Я уже решил было отложить убийство на другую ночь, но тут услышал резкий звук, которого не мог заглушить громкий стук капель по крышам и дорогам. Кто-то вышел во двор.
Это был Шамс. Держа в руке масляную лампу, он шел на меня и остановился всего в нескольких шагах от куста, за которым я прятался.
— Прекрасный вечер, — произнес он.
С трудом сдерживая замешательство, я вздохнул. Неужели он не один? Или разговаривает сам с собой? Или знает, что я его поджидаю во дворе? Но как он мог узнать обо мне? Голова у меня буквально лопалась от мыслей.
Потом появилась еще одна мысль, которая повергла меня в ужас: каким образом лампа в его руке продолжает гореть, несмотря на сильный ветер и дождь? Как только я подумал об этом, по спине у меня побежали мурашки.
Мне припомнились всякие толки о Шамсе. Он знает черную магию, говорили люди; он может превратить человека в ревущего осла или летучую мышь, всего лишь связав пару ниток своей одежды и произнеся заклинание. Правда, я никогда не верил в эту чепуху и не собирался верить, но, когда стоял, наблюдая за негаснущей лампой Шамса, меня трясло с головы до ног.
— Когда-то в Тебризе у меня был учитель, — проговорил Шамс, поставив лампу на землю. — Он научил меня тому, что времени хватает на все. Это одно из последних правил.
Что за правила? Что за загадки? Мне надо было немедленно решать, то ли выходить из-за куста, то ли ждать, пока он повернется ко мне спиной, чего он мог и не сделать. Если он знает, что я рядом, нет смысла прятаться. Если не знает, надо точно рассчитать, когда лучше выйти из тени.
И тут я заметил силуэты троих мужчин, которые прятались снаружи за стеной двора. Наверное, им было невдомек, почему я не убиваю дервиша.

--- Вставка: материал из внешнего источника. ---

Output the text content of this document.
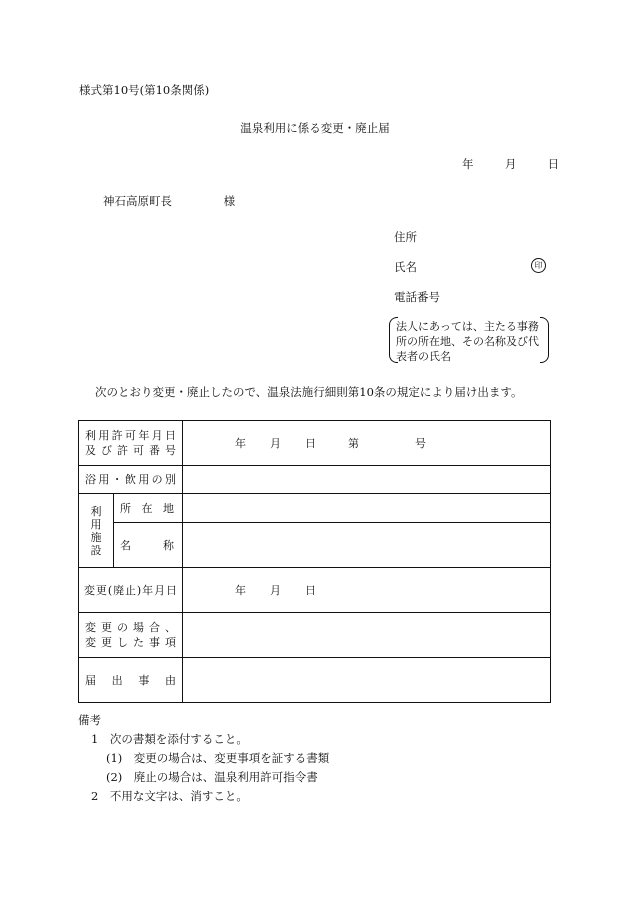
様式第10号(第10条関係)
温泉利用に係る変更・廃止届
年	月	日
神石高原町長	様
住所
氏名	印
電話番号
法人にあっては、主たる事務所の所在地、その名称及び代表者の氏名
次のとおり変更・廃止したので、温泉法施行細則第10条の規定により届け出ます。
利用許可年月日
及び許可番号		年 月 日 第 号

浴用・飲用の別		

利用施設	所在地	

	名称	

変更(廃止)年月日		年 月 日

変更の場合、
変更した事項		

届出事由		

備考
1　次の書類を添付すること。
(1)　変更の場合は、変更事項を証する書類
(2)　廃止の場合は、温泉利用許可指令書
2　不用な文字は、消すこと。
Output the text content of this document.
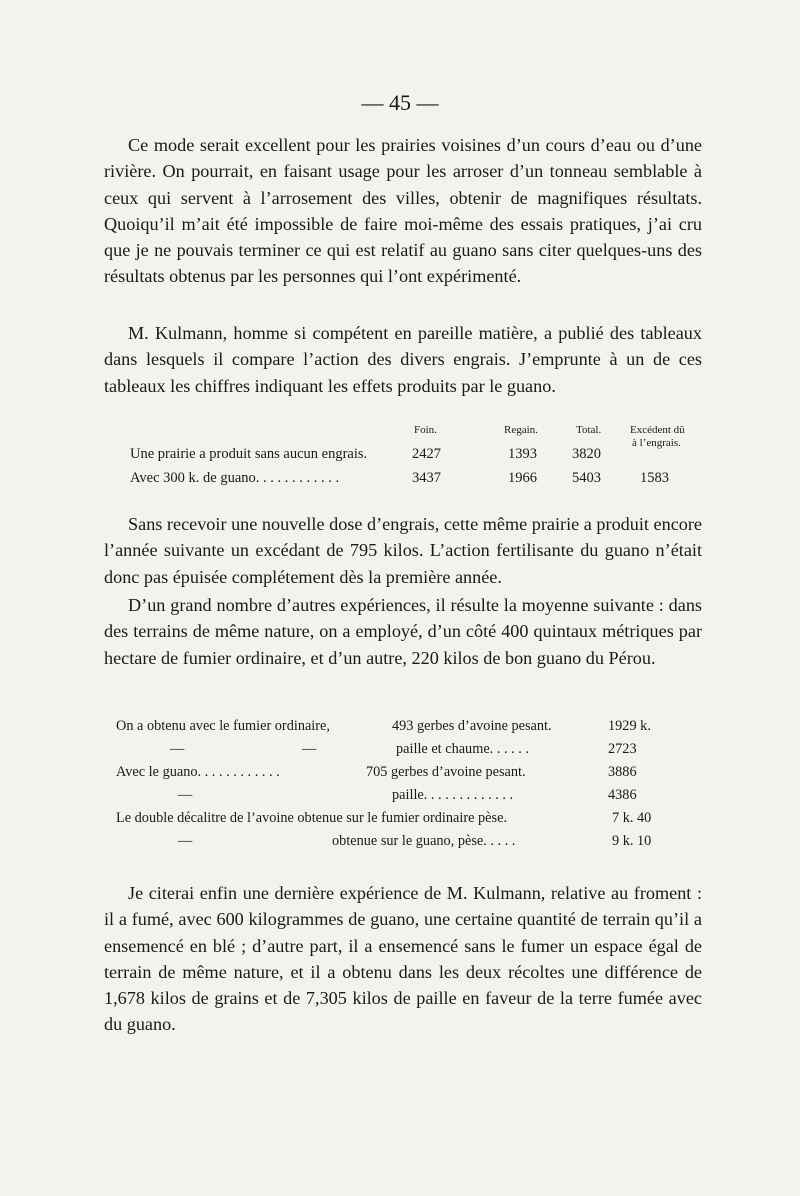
— 45 —

Ce mode serait excellent pour les prairies voisines d’un cours d’eau ou d’une rivière. On pourrait, en faisant usage pour les arroser d’un tonneau semblable à ceux qui servent à l’arrosement des villes, obtenir de magnifiques résultats. Quoiqu’il m’ait été impossible de faire moi-même des essais pratiques, j’ai cru que je ne pouvais terminer ce qui est relatif au guano sans citer quelques-uns des résultats obtenus par les personnes qui l’ont expérimenté.

M. Kulmann, homme si compétent en pareille matière, a publié des tableaux dans lesquels il compare l’action des divers engrais. J’emprunte à un de ces tableaux les chiffres indiquant les effets produits par le guano.

Foin.	Regain.	Total.	Excédent dû
à l’engrais.
Une prairie a produit sans aucun engrais.	2427	1393 3820
Avec 300 k. de guano. . . . . . . . . . . .	3437	1966 5403	1583

Sans recevoir une nouvelle dose d’engrais, cette même prairie a produit encore l’année suivante un excédant de 795 kilos. L’action fertilisante du guano n’était donc pas épuisée complétement dès la première année.

D’un grand nombre d’autres expériences, il résulte la moyenne suivante : dans des terrains de même nature, on a employé, d’un côté 400 quintaux métriques par hectare de fumier ordinaire, et d’un autre, 220 kilos de bon guano du Pérou.

On a obtenu avec le fumier ordinaire,	493 gerbes d’avoine pesant.	1929 k.
—	—	paille et chaume. . . . . .	2723
Avec le guano. . . . . . . . . . . .	705 gerbes d’avoine pesant.	3886
—	paille. . . . . . . . . . . . .	4386
Le double décalitre de l’avoine obtenue sur le fumier ordinaire pèse.	7 k. 40
—	obtenue sur le guano, pèse. . . . .	9 k. 10

Je citerai enfin une dernière expérience de M. Kulmann, relative au froment : il a fumé, avec 600 kilogrammes de guano, une certaine quantité de terrain qu’il a ensemencé en blé ; d’autre part, il a ensemencé sans le fumer un espace égal de terrain de même nature, et il a obtenu dans les deux récoltes une différence de 1,678 kilos de grains et de 7,305 kilos de paille en faveur de la terre fumée avec du guano.
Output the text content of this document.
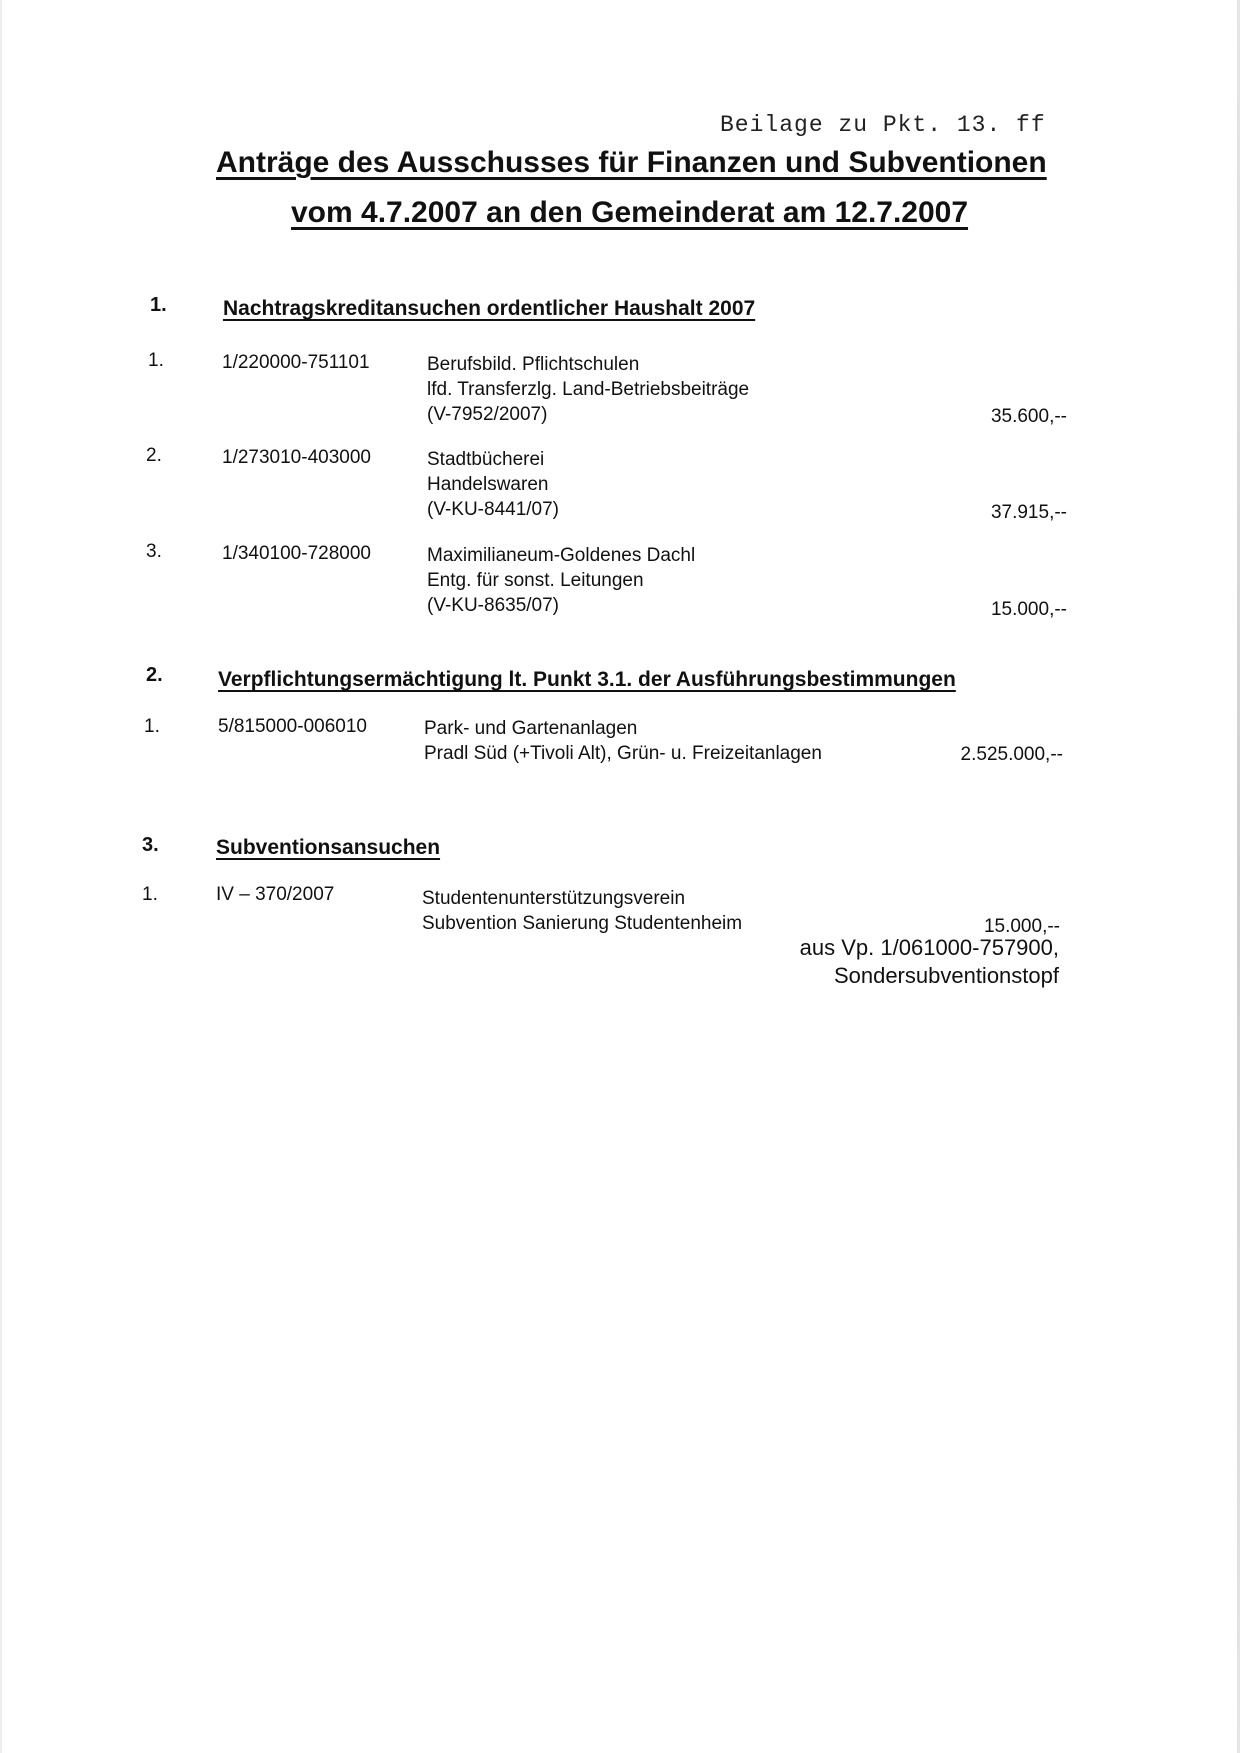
Beilage zu Pkt. 13. ff
Anträge des Ausschusses für Finanzen und Subventionen
vom 4.7.2007 an den Gemeinderat am 12.7.2007
1.	Nachtragskreditansuchen ordentlicher Haushalt 2007
1.	1/220000-751101	Berufsbild. Pflichtschulen
lfd. Transferzlg. Land-Betriebsbeiträge
(V-7952/2007)	35.600,--
2.	1/273010-403000	Stadtbücherei
Handelswaren
(V-KU-8441/07)	37.915,--
3.	1/340100-728000	Maximilianeum-Goldenes Dachl
Entg. für sonst. Leitungen
(V-KU-8635/07)	15.000,--
2.	Verpflichtungsermächtigung lt. Punkt 3.1. der Ausführungsbestimmungen
1.	5/815000-006010	Park- und Gartenanlagen
Pradl Süd (+Tivoli Alt), Grün- u. Freizeitanlagen	2.525.000,--
3.	Subventionsansuchen
1.	IV – 370/2007	Studentenunterstützungsverein
Subvention Sanierung Studentenheim	15.000,--
aus Vp. 1/061000-757900,
Sondersubventionstopf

— Правило номер тридцать семь, — продолжал Шамс. — Бог тщательно рассчитывает время. Настолько четок его порядок, что все на земле происходит точно в свое время. Ни минутой позже, ни минутой раньше. Часы тикают для всех без исключения. Каждому человеку отмерено время для любви и для смерти.
Тут до меня окончательно дошло, что он говорит со мной. Он знал, что я нахожусь рядом. Он знал это еще до того, как вышел во двор. У меня громко забилось сердце и появилось ощущение, будто вокруг не осталось воздуха. Не было смысла прятаться. Я выпрямился и вышел из-за куста. Дождь прекратился так же внезапно, как начался, и наступила тишина. Мы стояли лицом к лицу — убийца и жертва, и, несмотря на дикость ситуации, все было как будто мирно и естественно.